Вскоре в доме на Виале Тренто-э-Триесте начало действовать самое настоящее конструкторское бюро. Помимо Коломбо, в маленьком дизайнерском офисе трудились Бацци и Анджело Нази — еще один инженер Alfa Romeo; там же обосновались Альберто Массими-но — бывший дизайнер фирмы Fiat, и Федерико Джиберти, племянник вагоностроителя Ренцо Орланди — старого друга Феррари. Все эти люди работали над машиной, которая создавалась, что называется, с нуля. «Мы торчали в офисе даже по воскресеньям, — вспоминал Джиберти. — Сначала разрабатывали общую концепцию нового автомобиля, а потом его конструкцию во всех деталях. Феррари давал нам на разработку того или иного узла определенные сроки, которых мы должны были придерживаться. Мы очень много сделали, но только потому, что у нас был отличный коллектив, состоявший из специалистов своего дела, а задача, которую поставил перед нами Феррари, нас вдохновляла».

Пока инженеры и конструкторы Феррари в поте лица трудились над новым проектом, гонщики «Скудерии» включились в соревнования сезона 1937 года. В «Mille Miglia» первым к финишу пришел Пинтакуда, обставив машины французских фирм Talbot и Delahaye. Потом «Скудерия» одержала одну за другой пять побед в соревнованиях на различных местных трассах. Но в международных гонках серии Гран При похвастать высокими результатами «Скудерия» не могла. Там по-прежнему доминировали немцы.
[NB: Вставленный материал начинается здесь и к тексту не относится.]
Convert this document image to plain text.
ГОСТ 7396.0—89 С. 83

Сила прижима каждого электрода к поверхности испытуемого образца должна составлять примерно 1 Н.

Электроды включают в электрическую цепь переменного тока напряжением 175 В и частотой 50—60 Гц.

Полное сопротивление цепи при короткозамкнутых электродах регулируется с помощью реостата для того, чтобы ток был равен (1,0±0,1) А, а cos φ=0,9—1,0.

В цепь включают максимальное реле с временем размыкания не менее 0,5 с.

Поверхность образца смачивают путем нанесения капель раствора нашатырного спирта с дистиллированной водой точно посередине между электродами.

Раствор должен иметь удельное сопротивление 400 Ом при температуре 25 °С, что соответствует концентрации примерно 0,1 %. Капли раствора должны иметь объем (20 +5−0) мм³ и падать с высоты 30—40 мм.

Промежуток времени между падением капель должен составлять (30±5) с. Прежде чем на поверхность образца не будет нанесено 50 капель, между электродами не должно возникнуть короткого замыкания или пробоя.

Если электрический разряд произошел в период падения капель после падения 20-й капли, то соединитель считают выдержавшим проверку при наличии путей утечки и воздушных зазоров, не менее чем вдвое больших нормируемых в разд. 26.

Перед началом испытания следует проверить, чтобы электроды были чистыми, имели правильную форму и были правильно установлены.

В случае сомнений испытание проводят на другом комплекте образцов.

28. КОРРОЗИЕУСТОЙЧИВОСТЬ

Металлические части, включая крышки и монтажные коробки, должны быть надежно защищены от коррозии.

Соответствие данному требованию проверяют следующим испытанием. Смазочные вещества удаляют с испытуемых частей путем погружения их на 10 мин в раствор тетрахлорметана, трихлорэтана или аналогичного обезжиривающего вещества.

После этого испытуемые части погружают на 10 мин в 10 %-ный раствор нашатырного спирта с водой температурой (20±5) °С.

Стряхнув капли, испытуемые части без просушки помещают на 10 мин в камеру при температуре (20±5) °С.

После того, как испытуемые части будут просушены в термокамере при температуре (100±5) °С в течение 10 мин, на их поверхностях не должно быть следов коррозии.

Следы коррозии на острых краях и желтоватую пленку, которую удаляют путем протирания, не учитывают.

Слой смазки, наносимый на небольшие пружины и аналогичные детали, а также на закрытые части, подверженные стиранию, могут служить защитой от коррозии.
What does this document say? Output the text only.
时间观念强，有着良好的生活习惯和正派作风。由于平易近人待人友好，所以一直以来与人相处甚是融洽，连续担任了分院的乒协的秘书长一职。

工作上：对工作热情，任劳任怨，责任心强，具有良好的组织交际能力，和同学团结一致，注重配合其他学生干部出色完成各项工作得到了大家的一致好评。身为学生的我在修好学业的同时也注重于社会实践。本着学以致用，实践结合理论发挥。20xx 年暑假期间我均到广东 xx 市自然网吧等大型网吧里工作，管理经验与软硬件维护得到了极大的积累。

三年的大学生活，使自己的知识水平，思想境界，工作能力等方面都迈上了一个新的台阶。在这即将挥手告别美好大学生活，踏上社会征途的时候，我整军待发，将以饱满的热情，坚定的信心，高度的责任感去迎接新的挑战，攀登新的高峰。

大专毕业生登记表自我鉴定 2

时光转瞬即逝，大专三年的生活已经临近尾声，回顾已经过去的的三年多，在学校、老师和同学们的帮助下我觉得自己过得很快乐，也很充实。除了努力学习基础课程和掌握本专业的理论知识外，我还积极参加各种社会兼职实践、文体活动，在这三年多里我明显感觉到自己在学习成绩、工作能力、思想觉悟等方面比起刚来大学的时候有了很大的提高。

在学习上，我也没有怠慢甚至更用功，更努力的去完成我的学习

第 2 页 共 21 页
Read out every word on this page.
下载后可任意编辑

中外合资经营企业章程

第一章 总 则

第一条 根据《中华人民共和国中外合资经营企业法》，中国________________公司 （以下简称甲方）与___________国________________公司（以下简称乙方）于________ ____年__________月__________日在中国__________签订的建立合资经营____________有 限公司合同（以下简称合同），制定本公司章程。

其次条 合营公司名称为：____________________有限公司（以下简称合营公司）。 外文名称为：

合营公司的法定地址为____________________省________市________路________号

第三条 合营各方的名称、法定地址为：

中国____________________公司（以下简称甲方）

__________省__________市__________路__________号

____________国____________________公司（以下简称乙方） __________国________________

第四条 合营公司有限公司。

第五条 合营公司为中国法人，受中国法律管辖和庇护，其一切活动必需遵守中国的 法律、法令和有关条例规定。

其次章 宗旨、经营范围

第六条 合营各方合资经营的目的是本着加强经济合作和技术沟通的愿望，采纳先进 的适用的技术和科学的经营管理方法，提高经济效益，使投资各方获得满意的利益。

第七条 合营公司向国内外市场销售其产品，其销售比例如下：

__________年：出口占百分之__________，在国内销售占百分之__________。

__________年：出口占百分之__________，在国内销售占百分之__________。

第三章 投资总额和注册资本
К началу сезона 1937 года они подготовили две новые машины — Mercedes W125 с объемом двигателя 5,6 литра, и шестнадцатицилиндровый Auto Union VI6. Интересно, что и Mercedes, и Auto Union буквально засыпали Нуволари чрезвычайно выгодными предложениями; складывалось впечатление, что великий итальянец, не видя для себя достойной перспективы в «Скудерии Феррари», рано или поздно подпишет договор с одной из этих команд. На первых же гонках серии Гран При (Avus) победил Герман Ланг — бывший механик, ставший гонщиком команды Mercedes. «Скудерия», выставившая на гонки полдюжины машин серии 12С, выглядела более чем бледно. Потом гонщики «Скудерии» потерпели сокрушительное поражение на Нюрбургринге, где царил Роземайер, установивший новый рекорд трассы.

Не принес «Скудерии» успеха и второй визит в Соединенные Штаты. Менеджеры Mercedes и Auto Union отлично помнили, какое паблисити создали себе в 1936 году итальянцы, выиграв гонки на Кубок Вандербильта, и послали в Нью-Йорк по дне машины от каждой команды, а также своих лучших гонщиков — Караччиолу и Роземайера. Гонки в Нью-Йорке без труда выиграл Ро-земайер; вторым пришел молодой англичанин Дик Си-мэн на Mercedes. Нуволари и Фарина заняли лишь пятое место: 12С вышла из строя, и итальянцы ехали вдвоем на 8С, принадлежавшей Фарине.

Признаться, у Нуволари не было ни малейшего желания ехать в Нью-Йорк. Его старший сын — восемнадцатилетний Джорджо — был болен перикардитом, лежал в постели на вилле в Мантуе, и врачи говорили Нуволари, что он безнадежен. Феррари, у которого тоже был безнадежно больной сын, тем не менее считал, что Нуволари должен ехать. «Не волнуйся, — говорил он гонщику, — Джорджо уж как-нибудь до твоего приезда продержится». Возможно, Нуволари все-таки не послушался бы Феррари и остался дома, если бы… Если бы сам Джорджо не уговорил его ехать. «Команде, — сказал он отцу, — без тебя не обойтись». Когда Нуволари плыл на «Рексе» к берегам Америки, его товарищи по команде делали все, чтобы отвлечь его от мрачных мыслей. Но вот как-то вечером к нему подошел стюард и сказал, что его ждут в радиорубке корабля, так как на его имя поступило важное сообщение. Когда Нуволари прижал к уху трубку радиотелефона, Компаньони, который остался на его вилле в Мантуе, сообщил ему, что Джорджо умер.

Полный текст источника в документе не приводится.